Since then, Scanlon has contributed to Bloomberg Opinion, The New York Times and New York Magazine and is credited with coining the term “vibecession,” which argues that how people feel about the economy has more impact than you might expect. Her book In This Economy?: How Money & Markets Really Work is a layperson’s guide to a conversation typically dominated by academics.
SUCCESS: What made you decide to create finance content?
Kyla Scanlon: It kind of began when I was in college—I had this blog called Scanlon on Stocks where I talked about my trading experience. The whole goal of the blog was to help educate people on the markets because I felt like that was really important.
I graduated and moved out to Los Angeles to work for a company called Capital Group. And then the pandemic happened. I made the decision to leave Capital Group to focus on financial education. I grew up in Kentucky and didn’t really know anybody who worked in finance or studied the economy.
If you don’t understand how [the basics of economics] work, it’s hard to exist in the world and not feel confused. So my content began with that in mind.
S: Your website says you look at economics with a human-focused lens. What does that mean to you?
KS: If you look at traditional economic theories, they oftentimes will treat consumers as variables in a dataset. What I try to do is focus more on the people who are driving the economy. So I coined the term “vibecession,” which is that how people feel about the economy tends to outweigh the data.
When you’re talking to people about these big esoteric topics, you have to center them in the discourse. At the end of the day, people are the economy—the actions that people take are what drives consumer spending and government spending.
S: When did you realize that you needed to write a book?
KS: It wasn’t a big revelation where it’s like, “There has to be a book about this.” There’s a lot of very good beginner econ books like Economics in One Lesson by Harry Hazlitt, but that was [originally] written in [1946]. I wanted to provide a compilation of sources that people could turn to.
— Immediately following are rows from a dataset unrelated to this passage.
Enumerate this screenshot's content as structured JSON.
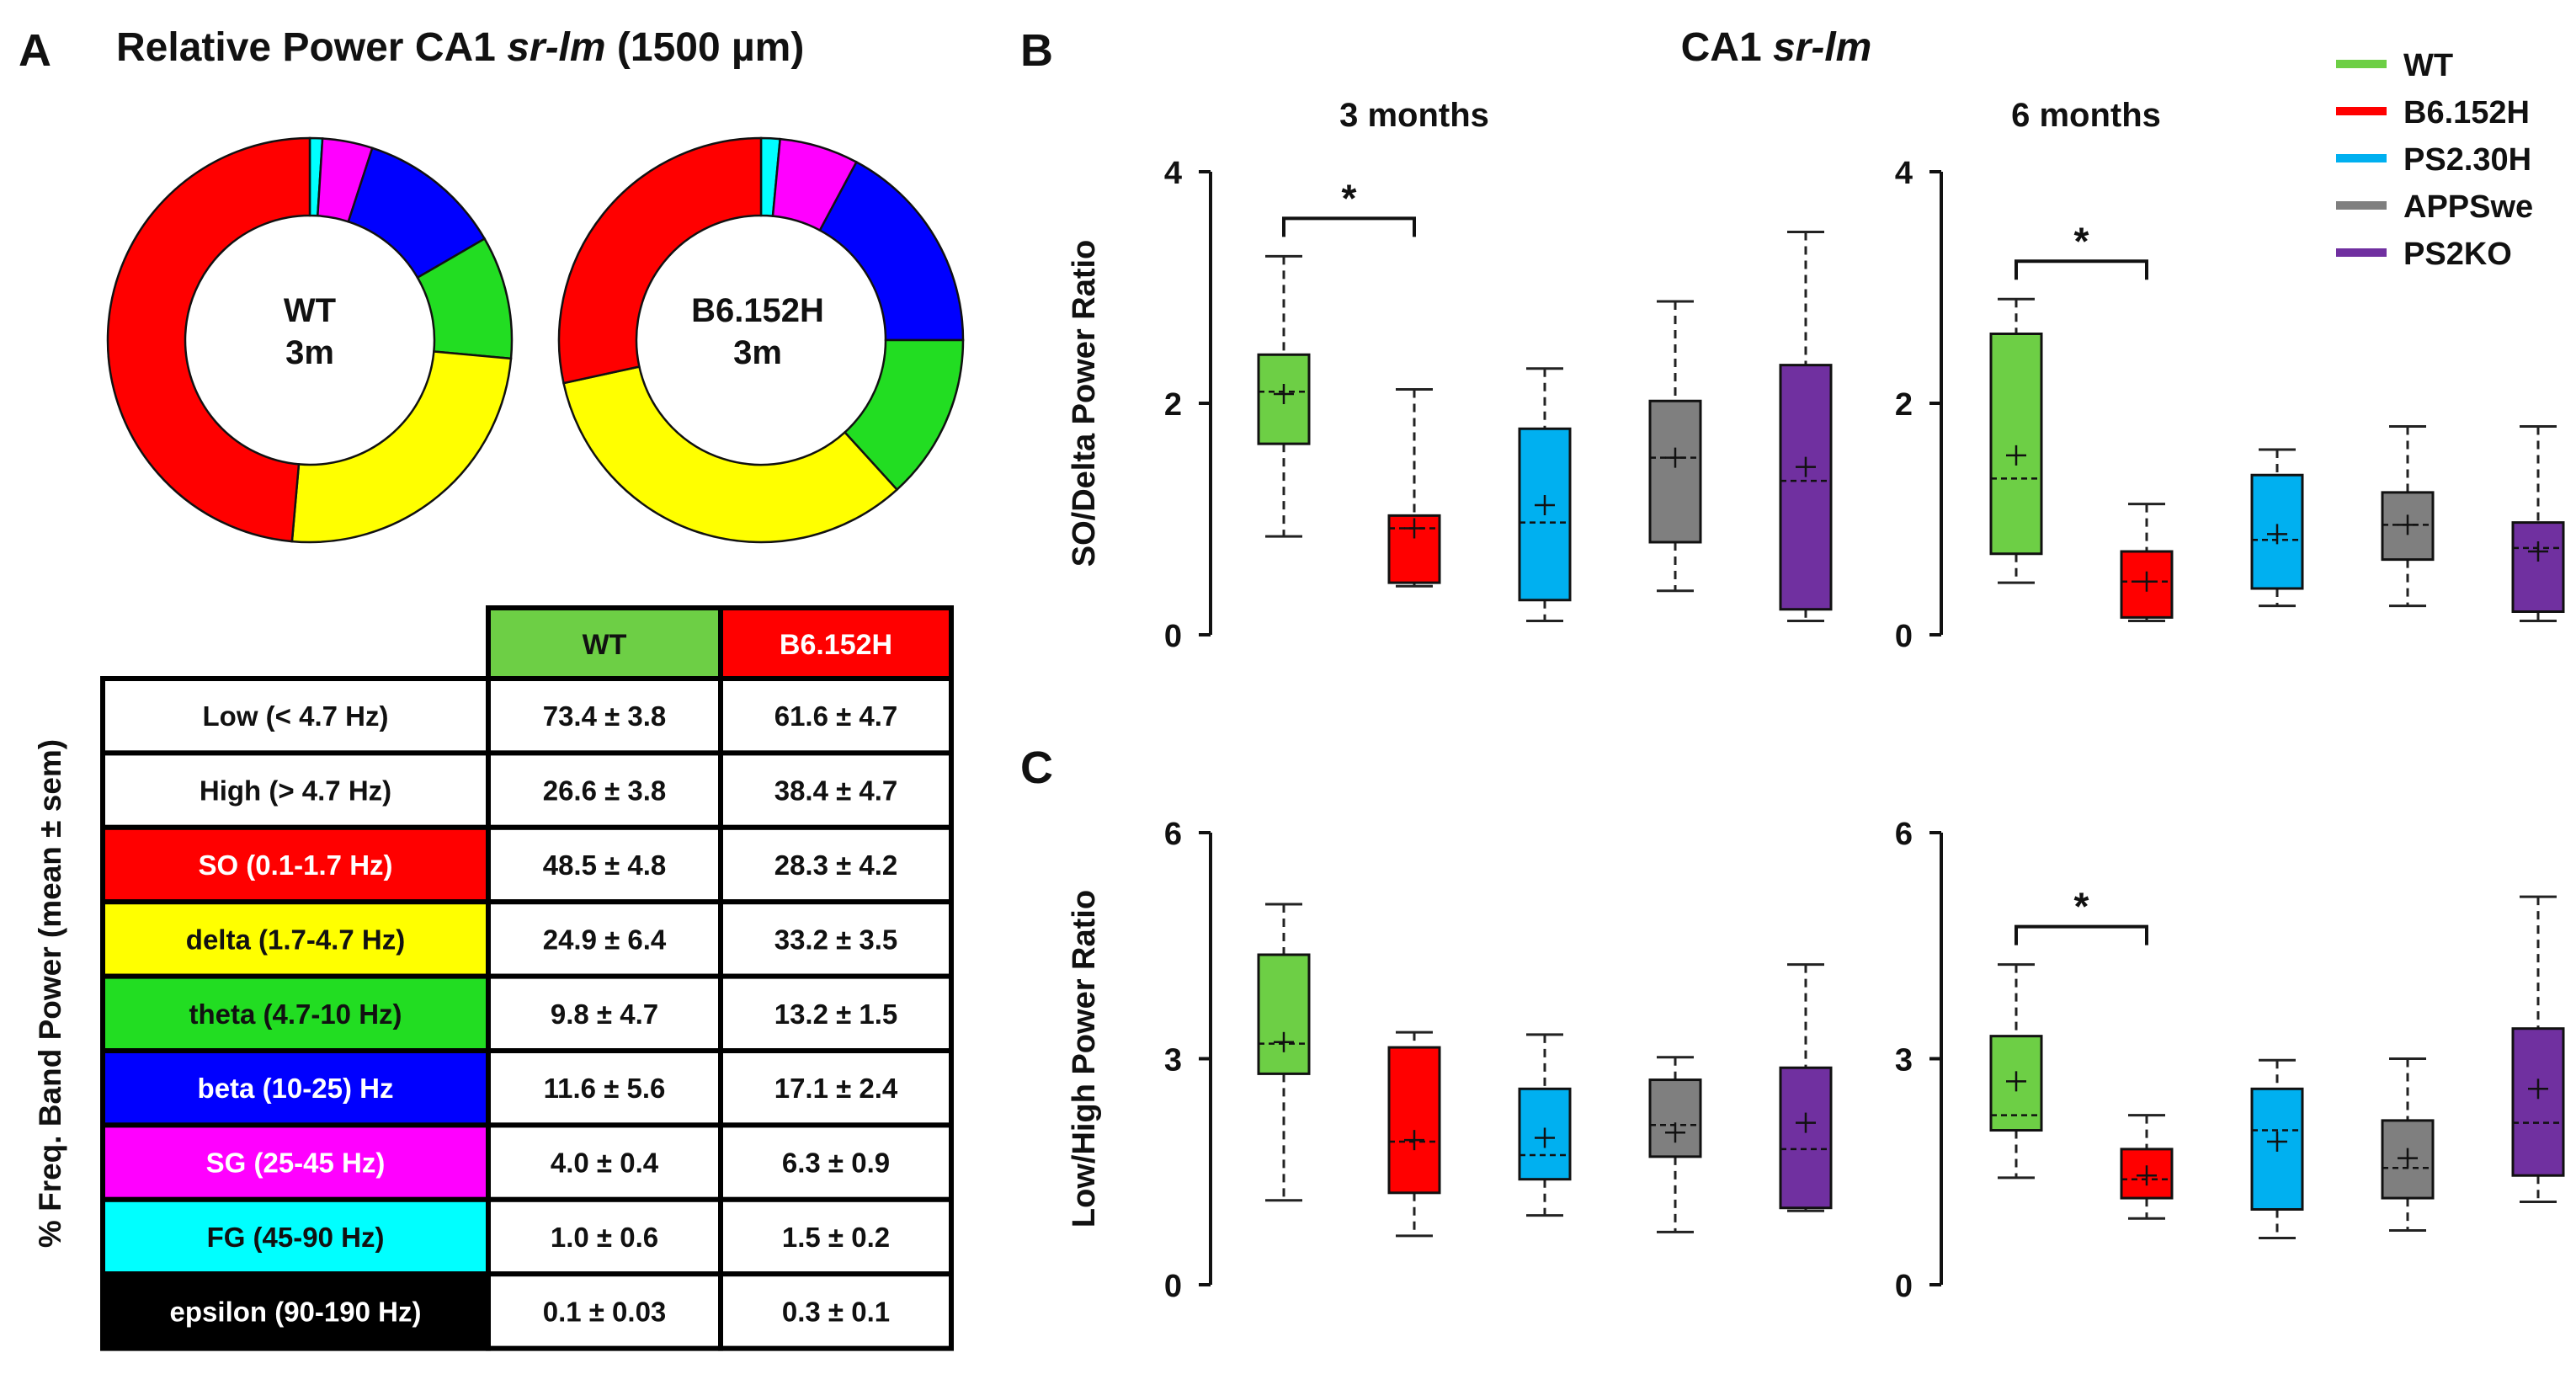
{
  "panels": {
    "A": {
      "letter": "A",
      "title_prefix": "Relative Power CA1 ",
      "title_italic": "sr-lm",
      "title_suffix": " (1500 µm)",
      "donuts": [
        {
          "label_line1": "WT",
          "label_line2": "3m"
        },
        {
          "label_line1": "B6.152H",
          "label_line2": "3m"
        }
      ],
      "table_side_label": "% Freq. Band Power (mean ± sem)"
    },
    "B": {
      "letter": "B",
      "title_prefix": "CA1 ",
      "title_italic": "sr-lm"
    },
    "C": {
      "letter": "C"
    }
  },
  "colors": {
    "WT": "#6dcf45",
    "B6.152H": "#ff0000",
    "PS2.30H": "#00b0f0",
    "APPSwe": "#7f7f7f",
    "PS2KO": "#7030a0",
    "SO": "#ff0000",
    "delta": "#ffff00",
    "theta": "#22dd22",
    "beta": "#0000ff",
    "SG": "#ff00ff",
    "FG": "#00ffff",
    "epsilon": "#000000"
  },
  "legend": [
    "WT",
    "B6.152H",
    "PS2.30H",
    "APPSwe",
    "PS2KO"
  ],
  "table": {
    "headers": [
      "WT",
      "B6.152H"
    ],
    "rows": [
      {
        "band": "Low (< 4.7 Hz)",
        "color": "#ffffff",
        "text_color": "#111111",
        "wt": "73.4 ± 3.8",
        "b6": "61.6 ± 4.7"
      },
      {
        "band": "High (> 4.7 Hz)",
        "color": "#ffffff",
        "text_color": "#111111",
        "wt": "26.6 ± 3.8",
        "b6": "38.4 ± 4.7"
      },
      {
        "band": "SO (0.1-1.7 Hz)",
        "color": "#ff0000",
        "text_color": "#ffffff",
        "wt": "48.5 ± 4.8",
        "b6": "28.3 ± 4.2"
      },
      {
        "band": "delta (1.7-4.7 Hz)",
        "color": "#ffff00",
        "text_color": "#111111",
        "wt": "24.9 ± 6.4",
        "b6": "33.2 ± 3.5"
      },
      {
        "band": "theta (4.7-10 Hz)",
        "color": "#22dd22",
        "text_color": "#111111",
        "wt": "9.8 ± 4.7",
        "b6": "13.2 ± 1.5"
      },
      {
        "band": "beta (10-25) Hz",
        "color": "#0000ff",
        "text_color": "#ffffff",
        "wt": "11.6 ± 5.6",
        "b6": "17.1 ± 2.4"
      },
      {
        "band": "SG (25-45 Hz)",
        "color": "#ff00ff",
        "text_color": "#ffffff",
        "wt": "4.0 ± 0.4",
        "b6": "6.3 ± 0.9"
      },
      {
        "band": "FG (45-90 Hz)",
        "color": "#00ffff",
        "text_color": "#111111",
        "wt": "1.0 ± 0.6",
        "b6": "1.5 ± 0.2"
      },
      {
        "band": "epsilon (90-190 Hz)",
        "color": "#000000",
        "text_color": "#ffffff",
        "wt": "0.1 ± 0.03",
        "b6": "0.3 ± 0.1"
      }
    ]
  },
  "chart_data": [
    {
      "id": "donut_wt",
      "type": "pie",
      "title": "WT 3m",
      "start_angle_deg": 0,
      "slices": [
        {
          "name": "FG",
          "value": 1.0
        },
        {
          "name": "SG",
          "value": 4.0
        },
        {
          "name": "beta",
          "value": 11.6
        },
        {
          "name": "theta",
          "value": 9.8
        },
        {
          "name": "delta",
          "value": 24.9
        },
        {
          "name": "SO",
          "value": 48.5
        }
      ]
    },
    {
      "id": "donut_b6",
      "type": "pie",
      "title": "B6.152H 3m",
      "start_angle_deg": 0,
      "slices": [
        {
          "name": "FG",
          "value": 1.5
        },
        {
          "name": "SG",
          "value": 6.3
        },
        {
          "name": "beta",
          "value": 17.1
        },
        {
          "name": "theta",
          "value": 13.2
        },
        {
          "name": "delta",
          "value": 33.2
        },
        {
          "name": "SO",
          "value": 28.3
        }
      ]
    },
    {
      "id": "B_3m",
      "type": "box",
      "title": "3 months",
      "ylabel": "SO/Delta Power Ratio",
      "ylim": [
        0,
        4
      ],
      "yticks": [
        0,
        2,
        4
      ],
      "groups": [
        {
          "name": "WT",
          "min": 0.85,
          "q1": 1.65,
          "median": 2.1,
          "q3": 2.42,
          "max": 3.27,
          "mean": 2.08
        },
        {
          "name": "B6.152H",
          "min": 0.42,
          "q1": 0.45,
          "median": 0.92,
          "q3": 1.03,
          "max": 2.12,
          "mean": 0.92
        },
        {
          "name": "PS2.30H",
          "min": 0.12,
          "q1": 0.3,
          "median": 0.97,
          "q3": 1.78,
          "max": 2.3,
          "mean": 1.12
        },
        {
          "name": "APPSwe",
          "min": 0.38,
          "q1": 0.8,
          "median": 1.53,
          "q3": 2.02,
          "max": 2.88,
          "mean": 1.53
        },
        {
          "name": "PS2KO",
          "min": 0.12,
          "q1": 0.22,
          "median": 1.33,
          "q3": 2.33,
          "max": 3.48,
          "mean": 1.45
        }
      ],
      "significance": [
        {
          "from": "WT",
          "to": "B6.152H",
          "label": "*"
        }
      ]
    },
    {
      "id": "B_6m",
      "type": "box",
      "title": "6 months",
      "ylabel": "SO/Delta Power Ratio",
      "ylim": [
        0,
        4
      ],
      "yticks": [
        0,
        2,
        4
      ],
      "groups": [
        {
          "name": "WT",
          "min": 0.45,
          "q1": 0.7,
          "median": 1.35,
          "q3": 2.6,
          "max": 2.9,
          "mean": 1.55
        },
        {
          "name": "B6.152H",
          "min": 0.12,
          "q1": 0.15,
          "median": 0.46,
          "q3": 0.72,
          "max": 1.13,
          "mean": 0.46
        },
        {
          "name": "PS2.30H",
          "min": 0.25,
          "q1": 0.4,
          "median": 0.82,
          "q3": 1.38,
          "max": 1.6,
          "mean": 0.87
        },
        {
          "name": "APPSwe",
          "min": 0.25,
          "q1": 0.65,
          "median": 0.95,
          "q3": 1.23,
          "max": 1.8,
          "mean": 0.95
        },
        {
          "name": "PS2KO",
          "min": 0.12,
          "q1": 0.2,
          "median": 0.75,
          "q3": 0.97,
          "max": 1.8,
          "mean": 0.72
        }
      ],
      "significance": [
        {
          "from": "WT",
          "to": "B6.152H",
          "label": "*"
        }
      ]
    },
    {
      "id": "C_3m",
      "type": "box",
      "title": "",
      "ylabel": "Low/High Power Ratio",
      "ylim": [
        0,
        6
      ],
      "yticks": [
        0,
        3,
        6
      ],
      "groups": [
        {
          "name": "WT",
          "min": 1.12,
          "q1": 2.8,
          "median": 3.2,
          "q3": 4.38,
          "max": 5.05,
          "mean": 3.22
        },
        {
          "name": "B6.152H",
          "min": 0.65,
          "q1": 1.22,
          "median": 1.9,
          "q3": 3.15,
          "max": 3.35,
          "mean": 1.92
        },
        {
          "name": "PS2.30H",
          "min": 0.92,
          "q1": 1.4,
          "median": 1.72,
          "q3": 2.6,
          "max": 3.32,
          "mean": 1.95
        },
        {
          "name": "APPSwe",
          "min": 0.7,
          "q1": 1.7,
          "median": 2.12,
          "q3": 2.72,
          "max": 3.02,
          "mean": 2.02
        },
        {
          "name": "PS2KO",
          "min": 0.98,
          "q1": 1.02,
          "median": 1.8,
          "q3": 2.88,
          "max": 4.25,
          "mean": 2.15
        }
      ],
      "significance": []
    },
    {
      "id": "C_6m",
      "type": "box",
      "title": "",
      "ylabel": "Low/High Power Ratio",
      "ylim": [
        0,
        6
      ],
      "yticks": [
        0,
        3,
        6
      ],
      "groups": [
        {
          "name": "WT",
          "min": 1.42,
          "q1": 2.05,
          "median": 2.25,
          "q3": 3.3,
          "max": 4.25,
          "mean": 2.7
        },
        {
          "name": "B6.152H",
          "min": 0.88,
          "q1": 1.15,
          "median": 1.4,
          "q3": 1.8,
          "max": 2.25,
          "mean": 1.45
        },
        {
          "name": "PS2.30H",
          "min": 0.62,
          "q1": 1.0,
          "median": 2.05,
          "q3": 2.6,
          "max": 2.98,
          "mean": 1.9
        },
        {
          "name": "APPSwe",
          "min": 0.72,
          "q1": 1.15,
          "median": 1.55,
          "q3": 2.18,
          "max": 3.0,
          "mean": 1.68
        },
        {
          "name": "PS2KO",
          "min": 1.1,
          "q1": 1.45,
          "median": 2.15,
          "q3": 3.4,
          "max": 5.15,
          "mean": 2.6
        }
      ],
      "significance": [
        {
          "from": "WT",
          "to": "B6.152H",
          "label": "*"
        }
      ]
    }
  ]
}
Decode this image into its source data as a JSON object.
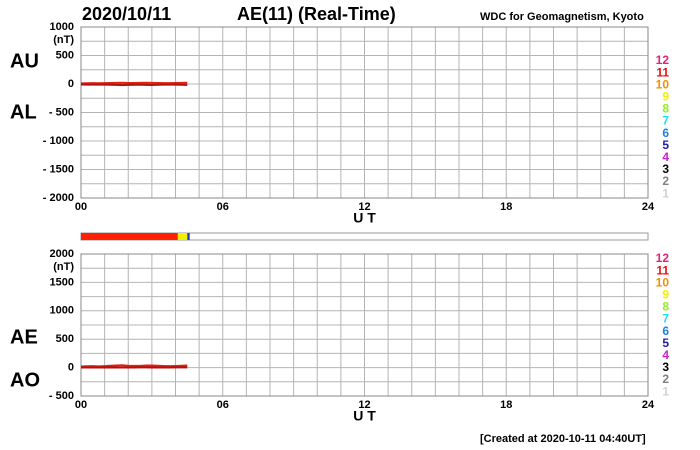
{
  "header": {
    "date": "2020/10/11",
    "title": "AE(11) (Real-Time)",
    "source": "WDC for Geomagnetism, Kyoto"
  },
  "footer": "[Created at 2020-10-11 04:40UT]",
  "coverage": {
    "segments": [
      {
        "x": [
          0,
          4.1
        ],
        "color": "#ff2000"
      },
      {
        "x": [
          4.1,
          4.5
        ],
        "color": "#f0f000"
      },
      {
        "x": [
          4.5,
          4.6
        ],
        "color": "#2040c0"
      }
    ]
  },
  "chart_data": [
    {
      "type": "line",
      "unit_label": "(nT)",
      "xlabel": "U T",
      "x": [
        0,
        0.25,
        0.5,
        0.75,
        1,
        1.25,
        1.5,
        1.75,
        2,
        2.25,
        2.5,
        2.75,
        3,
        3.25,
        3.5,
        3.75,
        4,
        4.25,
        4.5
      ],
      "series": [
        {
          "name": "AU",
          "color": "#e02010",
          "values": [
            12,
            14,
            15,
            13,
            16,
            18,
            20,
            22,
            18,
            17,
            19,
            21,
            20,
            18,
            16,
            15,
            17,
            19,
            22
          ]
        },
        {
          "name": "AL",
          "color": "#b01010",
          "values": [
            -8,
            -10,
            -12,
            -9,
            -11,
            -14,
            -16,
            -20,
            -15,
            -13,
            -12,
            -15,
            -17,
            -14,
            -12,
            -10,
            -11,
            -13,
            -15
          ]
        }
      ],
      "xlim": [
        0,
        24
      ],
      "xticks": [
        {
          "value": 0,
          "label": "00"
        },
        {
          "value": 6,
          "label": "06"
        },
        12,
        18,
        24
      ],
      "ylim": [
        -2000,
        1000
      ],
      "yticks": [
        1000,
        500,
        0,
        {
          "value": -500,
          "label": "- 500"
        },
        {
          "value": -1000,
          "label": "- 1000"
        },
        {
          "value": -1500,
          "label": "- 1500"
        },
        {
          "value": -2000,
          "label": "- 2000"
        }
      ],
      "grid": true,
      "station_legend": [
        {
          "label": "12",
          "color": "#e8207a"
        },
        {
          "label": "11",
          "color": "#e81010"
        },
        {
          "label": "10",
          "color": "#f09000"
        },
        {
          "label": "9",
          "color": "#f0f000"
        },
        {
          "label": "8",
          "color": "#90f020"
        },
        {
          "label": "7",
          "color": "#20e0f0"
        },
        {
          "label": "6",
          "color": "#2080e0"
        },
        {
          "label": "5",
          "color": "#2020a0"
        },
        {
          "label": "4",
          "color": "#d020d0"
        },
        {
          "label": "3",
          "color": "#000000"
        },
        {
          "label": "2",
          "color": "#808080"
        },
        {
          "label": "1",
          "color": "#d0d0d0"
        }
      ]
    },
    {
      "type": "line",
      "unit_label": "(nT)",
      "xlabel": "U T",
      "x": [
        0,
        0.25,
        0.5,
        0.75,
        1,
        1.25,
        1.5,
        1.75,
        2,
        2.25,
        2.5,
        2.75,
        3,
        3.25,
        3.5,
        3.75,
        4,
        4.25,
        4.5
      ],
      "series": [
        {
          "name": "AE",
          "color": "#e02010",
          "values": [
            20,
            24,
            27,
            22,
            27,
            32,
            36,
            42,
            33,
            30,
            31,
            36,
            37,
            32,
            28,
            25,
            28,
            32,
            37
          ]
        },
        {
          "name": "AO",
          "color": "#b01010",
          "values": [
            2,
            2,
            1.5,
            2,
            2.5,
            2,
            2,
            1,
            1.5,
            2,
            3.5,
            3,
            1.5,
            2,
            2,
            2.5,
            3,
            3,
            3.5
          ]
        }
      ],
      "xlim": [
        0,
        24
      ],
      "xticks": [
        {
          "value": 0,
          "label": "00"
        },
        {
          "value": 6,
          "label": "06"
        },
        12,
        18,
        24
      ],
      "ylim": [
        -500,
        2000
      ],
      "yticks": [
        2000,
        1500,
        1000,
        500,
        0,
        {
          "value": -500,
          "label": "- 500"
        }
      ],
      "grid": true,
      "station_legend": [
        {
          "label": "12",
          "color": "#e8207a"
        },
        {
          "label": "11",
          "color": "#e81010"
        },
        {
          "label": "10",
          "color": "#f09000"
        },
        {
          "label": "9",
          "color": "#f0f000"
        },
        {
          "label": "8",
          "color": "#90f020"
        },
        {
          "label": "7",
          "color": "#20e0f0"
        },
        {
          "label": "6",
          "color": "#2080e0"
        },
        {
          "label": "5",
          "color": "#2020a0"
        },
        {
          "label": "4",
          "color": "#d020d0"
        },
        {
          "label": "3",
          "color": "#000000"
        },
        {
          "label": "2",
          "color": "#808080"
        },
        {
          "label": "1",
          "color": "#d0d0d0"
        }
      ]
    }
  ]
}
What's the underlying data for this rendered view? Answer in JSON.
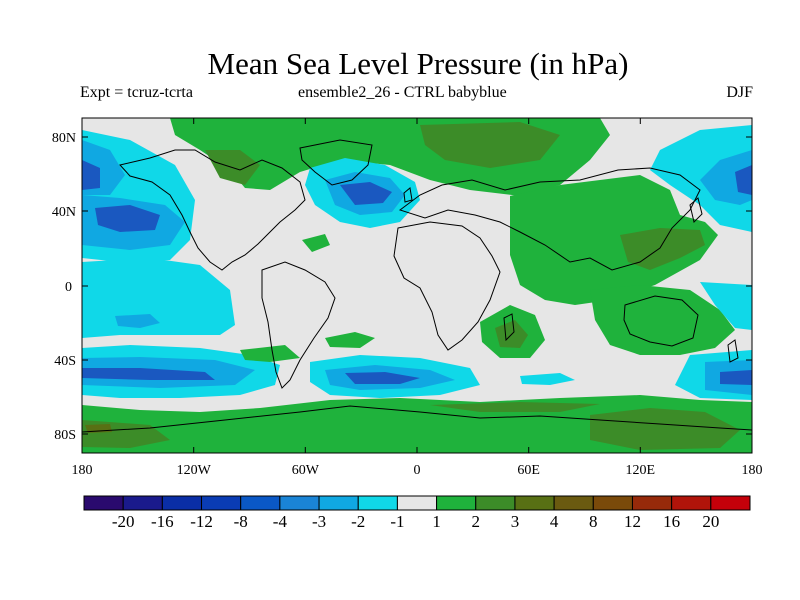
{
  "title": "Mean Sea Level Pressure (in hPa)",
  "subtitle_left": "Expt = tcruz-tcrta",
  "subtitle_center": "ensemble2_26 - CTRL babyblue",
  "subtitle_right": "DJF",
  "lat_ticks": [
    "80N",
    "40N",
    "0",
    "40S",
    "80S"
  ],
  "lon_ticks": [
    "180",
    "120W",
    "60W",
    "0",
    "60E",
    "120E",
    "180"
  ],
  "colorbar": {
    "colors": [
      "#2a0a6e",
      "#1a1a8c",
      "#0a2ea6",
      "#0a3cb4",
      "#0a58c6",
      "#1a84d6",
      "#10a8e2",
      "#10d8e8",
      "#e6e6e6",
      "#1fb23c",
      "#3c8c28",
      "#587014",
      "#6a5a10",
      "#7a4a0a",
      "#962a0a",
      "#b0140a",
      "#c4000a"
    ],
    "labels": [
      "-20",
      "-16",
      "-12",
      "-8",
      "-4",
      "-3",
      "-2",
      "-1",
      "1",
      "2",
      "3",
      "4",
      "8",
      "12",
      "16",
      "20"
    ]
  },
  "map_colors": {
    "neutral": "#e6e6e6",
    "neg_light": "#10d8e8",
    "neg_mid": "#10a8e2",
    "neg_strong": "#1a58c0",
    "pos_light": "#1fb23c",
    "pos_mid": "#3c8c28",
    "pos_strong": "#587014"
  }
}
It takes things from esteemed economists, cultural researchers and philosophers and ties it together into a book that will hopefully give access to the information people need to understand the economy.
S: What is the main takeaway you would like people to have from this book?
KS: [This book] is meant to be a toolbox, so [readers] can understand what inflation is, what the housing market is doing, what the labor markets are doing—all of those things to understand media headlines better and hopefully make better decisions about their own economic path.
S: Are there any misconceptions about the economy that need to be addressed?
KS: I think a lot of people misunderstand things like inflation. So when we say “inflation is going down,” that doesn’t mean the prices are going down; it just means that prices are going up slower. Or if you look at certain labor metrics, the strength of the market is not best measured by the Job Openings and Labor Turnover Survey (JOLTS), it’s probably better measured through a metric called quits.
There are so many confusing parts to the economy in terms of how we measure it, how we talk about it—like GDP probably isn’t a great indicator of economic power; it’s just an indicator of how much people can spend or how much the government is spending. There are endless misconceptions about the economy because we’re not really taught what it is.
S: Is there anything I haven’t asked that you would like to add?
KS: The biggest thing is who the book is for, which is anybody who wants to understand the economy. And the importance of understanding the economy, especially in an election year, where we have this very big decision upcoming. What do the different policies that are being set forth actually mean for you and your future?
When you ask about misconceptions, we do have a misconception that the economy is not something that we have to understand, but I definitely think that we do. It’s something that we live in every single day.